The head and shoulders patterns are statistically the most accurate of the price action patterns, reaching their projected target almost 85% of the time. The regular head and shoulders pattern is defined by two swing highs (the shoulders) with a higher high (the head) between them.

Can you be a millionaire from trading? ›

It must be described in detail because it involves a lot of factors and also because, while it is possible to become a millionaire through Forex trading, some tips that come from over 12 years of trading experience must be acted upon and the time frame one must give himself.

Does anyone become millionaire by trading? ›

While some traders have been successful in becoming millionaires through scalping trading, many others have lost money and blown up their trading accounts. It is important to note that trading carries significant risks, and traders should only trade with money they can afford to lose.

What is the most profitable trade ever? ›

The best trade in history is often considered to be George Soros's shorting of the British Pound in the early 1990s, making over $1 billion.

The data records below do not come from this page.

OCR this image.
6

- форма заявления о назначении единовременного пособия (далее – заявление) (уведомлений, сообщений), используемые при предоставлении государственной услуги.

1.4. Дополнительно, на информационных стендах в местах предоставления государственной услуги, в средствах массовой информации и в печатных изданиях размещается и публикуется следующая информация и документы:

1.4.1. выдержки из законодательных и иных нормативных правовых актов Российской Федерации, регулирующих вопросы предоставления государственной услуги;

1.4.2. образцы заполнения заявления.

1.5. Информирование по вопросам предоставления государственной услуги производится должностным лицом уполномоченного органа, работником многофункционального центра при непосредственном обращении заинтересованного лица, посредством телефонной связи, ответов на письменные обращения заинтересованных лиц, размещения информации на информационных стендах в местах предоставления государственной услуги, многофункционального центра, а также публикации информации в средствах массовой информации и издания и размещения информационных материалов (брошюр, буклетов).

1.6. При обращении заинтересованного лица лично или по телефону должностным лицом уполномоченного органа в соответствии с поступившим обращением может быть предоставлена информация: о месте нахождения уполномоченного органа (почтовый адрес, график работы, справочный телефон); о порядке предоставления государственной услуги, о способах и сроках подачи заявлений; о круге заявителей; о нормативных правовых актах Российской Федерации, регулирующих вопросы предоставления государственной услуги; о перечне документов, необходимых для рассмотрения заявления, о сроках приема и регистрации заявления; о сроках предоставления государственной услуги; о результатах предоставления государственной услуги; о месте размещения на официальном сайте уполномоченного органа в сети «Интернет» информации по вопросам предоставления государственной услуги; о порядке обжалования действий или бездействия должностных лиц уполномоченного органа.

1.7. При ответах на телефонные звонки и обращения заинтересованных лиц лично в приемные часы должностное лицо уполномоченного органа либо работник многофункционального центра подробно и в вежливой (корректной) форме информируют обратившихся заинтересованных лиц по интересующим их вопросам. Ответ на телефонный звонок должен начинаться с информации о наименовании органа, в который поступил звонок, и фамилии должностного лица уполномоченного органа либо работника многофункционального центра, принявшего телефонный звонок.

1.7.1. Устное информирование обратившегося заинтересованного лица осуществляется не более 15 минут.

How to trade channel patterns? ›

A trading channel is drawn using parallel lines that follow the price floor (support) and price ceiling (resistance). With a trading channel, smart traders sell stocks at the upper resistance line, hold stocks within the parallel trend lines, and buy stocks at the lower support lines.

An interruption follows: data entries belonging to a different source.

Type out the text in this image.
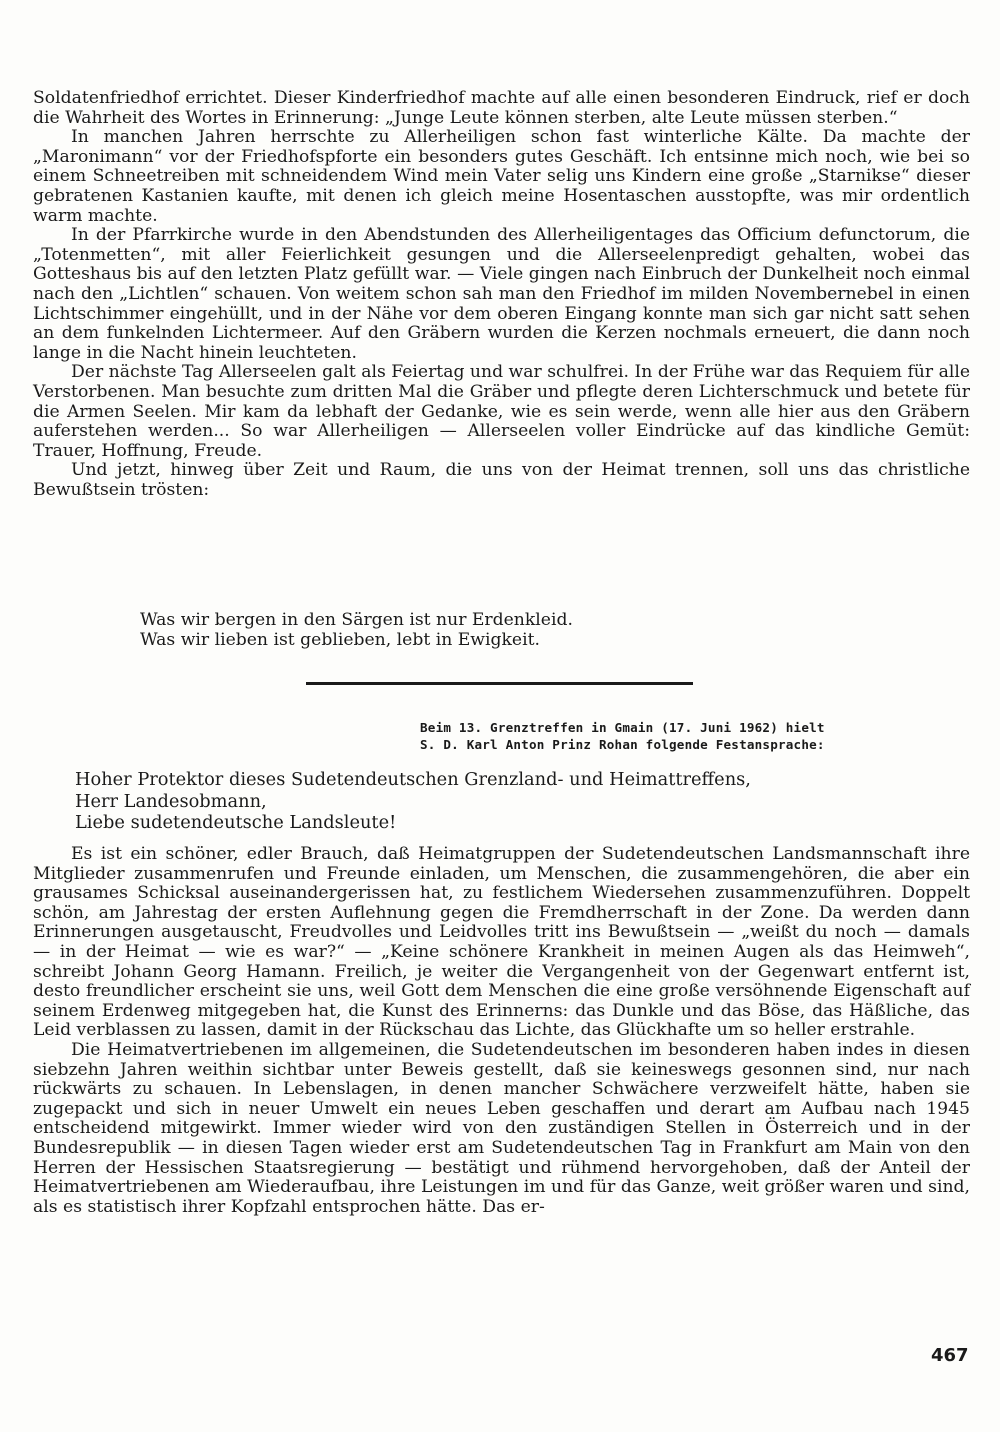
Soldatenfriedhof errichtet. Dieser Kinderfriedhof machte auf alle einen besonderen Eindruck, rief er doch die Wahrheit des Wortes in Erinnerung: „Junge Leute können sterben, alte Leute müssen sterben.“

In manchen Jahren herrschte zu Allerheiligen schon fast winterliche Kälte. Da machte der „Maronimann“ vor der Friedhofspforte ein besonders gutes Geschäft. Ich entsinne mich noch, wie bei so einem Schneetreiben mit schneidendem Wind mein Vater selig uns Kindern eine große „Starnikse“ dieser gebratenen Kastanien kaufte, mit denen ich gleich meine Hosentaschen ausstopfte, was mir ordentlich warm machte.

In der Pfarrkirche wurde in den Abendstunden des Allerheiligentages das Officium defunctorum, die „Totenmetten“, mit aller Feierlichkeit gesungen und die Allerseelenpredigt gehalten, wobei das Gotteshaus bis auf den letzten Platz gefüllt war. — Viele gingen nach Einbruch der Dunkelheit noch einmal nach den „Lichtlen“ schauen. Von weitem schon sah man den Friedhof im milden Novembernebel in einen Lichtschimmer eingehüllt, und in der Nähe vor dem oberen Eingang konnte man sich gar nicht satt sehen an dem funkelnden Lichtermeer. Auf den Gräbern wurden die Kerzen nochmals erneuert, die dann noch lange in die Nacht hinein leuchteten.

Der nächste Tag Allerseelen galt als Feiertag und war schulfrei. In der Frühe war das Requiem für alle Verstorbenen. Man besuchte zum dritten Mal die Gräber und pflegte deren Lichterschmuck und betete für die Armen Seelen. Mir kam da lebhaft der Gedanke, wie es sein werde, wenn alle hier aus den Gräbern auferstehen werden... So war Allerheiligen — Allerseelen voller Eindrücke auf das kindliche Gemüt: Trauer, Hoffnung, Freude.

Und jetzt, hinweg über Zeit und Raum, die uns von der Heimat trennen, soll uns das christliche Bewußtsein trösten:

Was wir bergen in den Särgen ist nur Erdenkleid.
Was wir lieben ist geblieben, lebt in Ewigkeit.
Beim 13. Grenztreffen in Gmain (17. Juni 1962) hielt
S. D. Karl Anton Prinz Rohan folgende Festansprache:
Hoher Protektor dieses Sudetendeutschen Grenzland- und Heimattreffens,
Herr Landesobmann,
Liebe sudetendeutsche Landsleute!

Es ist ein schöner, edler Brauch, daß Heimatgruppen der Sudetendeutschen Landsmannschaft ihre Mitglieder zusammenrufen und Freunde einladen, um Menschen, die zusammengehören, die aber ein grausames Schicksal auseinandergerissen hat, zu festlichem Wiedersehen zusammenzuführen. Doppelt schön, am Jahrestag der ersten Auflehnung gegen die Fremdherrschaft in der Zone. Da werden dann Erinnerungen ausgetauscht, Freudvolles und Leidvolles tritt ins Bewußtsein — „weißt du noch — damals — in der Heimat — wie es war?“ — „Keine schönere Krankheit in meinen Augen als das Heimweh“, schreibt Johann Georg Hamann. Freilich, je weiter die Vergangenheit von der Gegenwart entfernt ist, desto freundlicher erscheint sie uns, weil Gott dem Menschen die eine große versöhnende Eigenschaft auf seinem Erdenweg mitgegeben hat, die Kunst des Erinnerns: das Dunkle und das Böse, das Häßliche, das Leid verblassen zu lassen, damit in der Rückschau das Lichte, das Glückhafte um so heller erstrahle.

Die Heimatvertriebenen im allgemeinen, die Sudetendeutschen im besonderen haben indes in diesen siebzehn Jahren weithin sichtbar unter Beweis gestellt, daß sie keineswegs gesonnen sind, nur nach rückwärts zu schauen. In Lebenslagen, in denen mancher Schwächere verzweifelt hätte, haben sie zugepackt und sich in neuer Umwelt ein neues Leben geschaffen und derart am Aufbau nach 1945 entscheidend mitgewirkt. Immer wieder wird von den zuständigen Stellen in Österreich und in der Bundesrepublik — in diesen Tagen wieder erst am Sudetendeutschen Tag in Frankfurt am Main von den Herren der Hessischen Staatsregierung — bestätigt und rühmend hervorgehoben, daß der Anteil der Heimatvertriebenen am Wiederaufbau, ihre Leistungen im und für das Ganze, weit größer waren und sind, als es statistisch ihrer Kopfzahl entsprochen hätte. Das er-

467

What is the falling channel pattern? ›

A descending channel is a chart pattern formed from two downward trendlines drawn above and below a price representing resistance and support levels. The descending channel pattern is also known as a “falling channel” or “channel down“.

What is a strong bullish channel? ›

The bullish channel is assembled by two parallel lines that frame the upward price trend. A line is validated when there has been at least two points of contact with the price. The more contact points it has, the stronger the trend line is and the more their breakout will give a strong sell signal.

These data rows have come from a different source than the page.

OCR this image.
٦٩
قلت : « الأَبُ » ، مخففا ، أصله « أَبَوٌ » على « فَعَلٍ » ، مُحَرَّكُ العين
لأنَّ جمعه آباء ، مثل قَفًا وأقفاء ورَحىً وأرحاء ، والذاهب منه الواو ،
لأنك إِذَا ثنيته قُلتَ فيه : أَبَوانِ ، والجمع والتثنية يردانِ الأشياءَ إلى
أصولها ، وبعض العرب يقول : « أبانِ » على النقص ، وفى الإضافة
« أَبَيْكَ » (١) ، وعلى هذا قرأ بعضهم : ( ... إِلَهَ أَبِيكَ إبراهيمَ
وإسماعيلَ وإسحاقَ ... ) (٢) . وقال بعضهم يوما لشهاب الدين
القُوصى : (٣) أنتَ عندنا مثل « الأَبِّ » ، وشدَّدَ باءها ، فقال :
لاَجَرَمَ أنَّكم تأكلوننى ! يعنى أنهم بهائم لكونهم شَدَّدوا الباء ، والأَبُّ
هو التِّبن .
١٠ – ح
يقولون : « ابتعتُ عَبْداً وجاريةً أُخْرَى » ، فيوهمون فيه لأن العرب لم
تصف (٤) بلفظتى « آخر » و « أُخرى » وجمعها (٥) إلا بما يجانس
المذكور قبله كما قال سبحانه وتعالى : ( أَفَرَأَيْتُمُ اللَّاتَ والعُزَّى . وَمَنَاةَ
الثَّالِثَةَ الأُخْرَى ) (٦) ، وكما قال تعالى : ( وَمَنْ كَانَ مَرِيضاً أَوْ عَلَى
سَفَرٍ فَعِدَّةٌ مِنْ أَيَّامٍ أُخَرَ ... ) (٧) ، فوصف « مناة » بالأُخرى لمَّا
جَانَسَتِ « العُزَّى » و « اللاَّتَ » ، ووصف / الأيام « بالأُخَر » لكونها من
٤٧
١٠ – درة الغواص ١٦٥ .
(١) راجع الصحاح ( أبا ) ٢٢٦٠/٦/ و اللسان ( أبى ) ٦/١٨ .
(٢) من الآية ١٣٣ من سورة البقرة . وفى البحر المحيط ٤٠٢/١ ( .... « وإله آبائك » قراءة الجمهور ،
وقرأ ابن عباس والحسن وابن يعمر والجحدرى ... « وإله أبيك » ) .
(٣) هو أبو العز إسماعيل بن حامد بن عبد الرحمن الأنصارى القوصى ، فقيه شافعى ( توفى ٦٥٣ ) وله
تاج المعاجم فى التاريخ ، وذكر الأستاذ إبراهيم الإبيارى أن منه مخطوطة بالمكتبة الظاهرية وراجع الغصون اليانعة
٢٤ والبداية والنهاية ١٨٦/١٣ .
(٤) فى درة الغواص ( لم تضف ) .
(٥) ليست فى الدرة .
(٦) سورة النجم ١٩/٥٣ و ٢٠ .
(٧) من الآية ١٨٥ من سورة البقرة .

Why is pattern trading illegal? ›

While pattern day trading may seem complex and risky, it's important to clarify that engaging in this trading strategy is not inherently illegal. Instead, pattern day trading is regulated by entities like FINRA and the SEC to ensure investor protection and market stability.

What is the easiest pattern to trade? ›

The easiest to learn patterns are the falling wedge, rising wedge, bull flag breakout, and cup and handles. The cool thing about trading patterns is that they happen repeatedly, and you can fall in love with or even marry them.

Do trading patterns repeat? ›

Market patterns repeat, again and again to present investment possibilities. The mind of the market is shown in the price and volume record displayed on market and stock charts. Over time, that record of price and volume change shows repeating patterns.

Is pattern day trading good or bad? ›

There is nothing wrong with being a pattern day trader, but it does mean you have to follow day trading rules. The most significant rule that pattern day traders must follow is the $25,000 minimum account balance. Margin accounts that are not flagged as pattern day traders have a minimum account value of $2,000.

What is the downside of pattern day trader? ›

In addition, pattern day traders cannot trade in excess of their "day-trading buying power," which is generally up to four times the maintenance margin excess as of the close of business of the prior day. Maintenance margin excess is the amount by which the equity in the margin account exceeds the required margin.

How many trades can a pattern day trader make? ›

Essentially, if you have a $5,000 account, you can only make three-day trades in any rolling five-day period. Once your account value is above $25,000, the restriction no longer applies to you. You usually don't have to worry about violating this rule by mistake because your broker will notify you.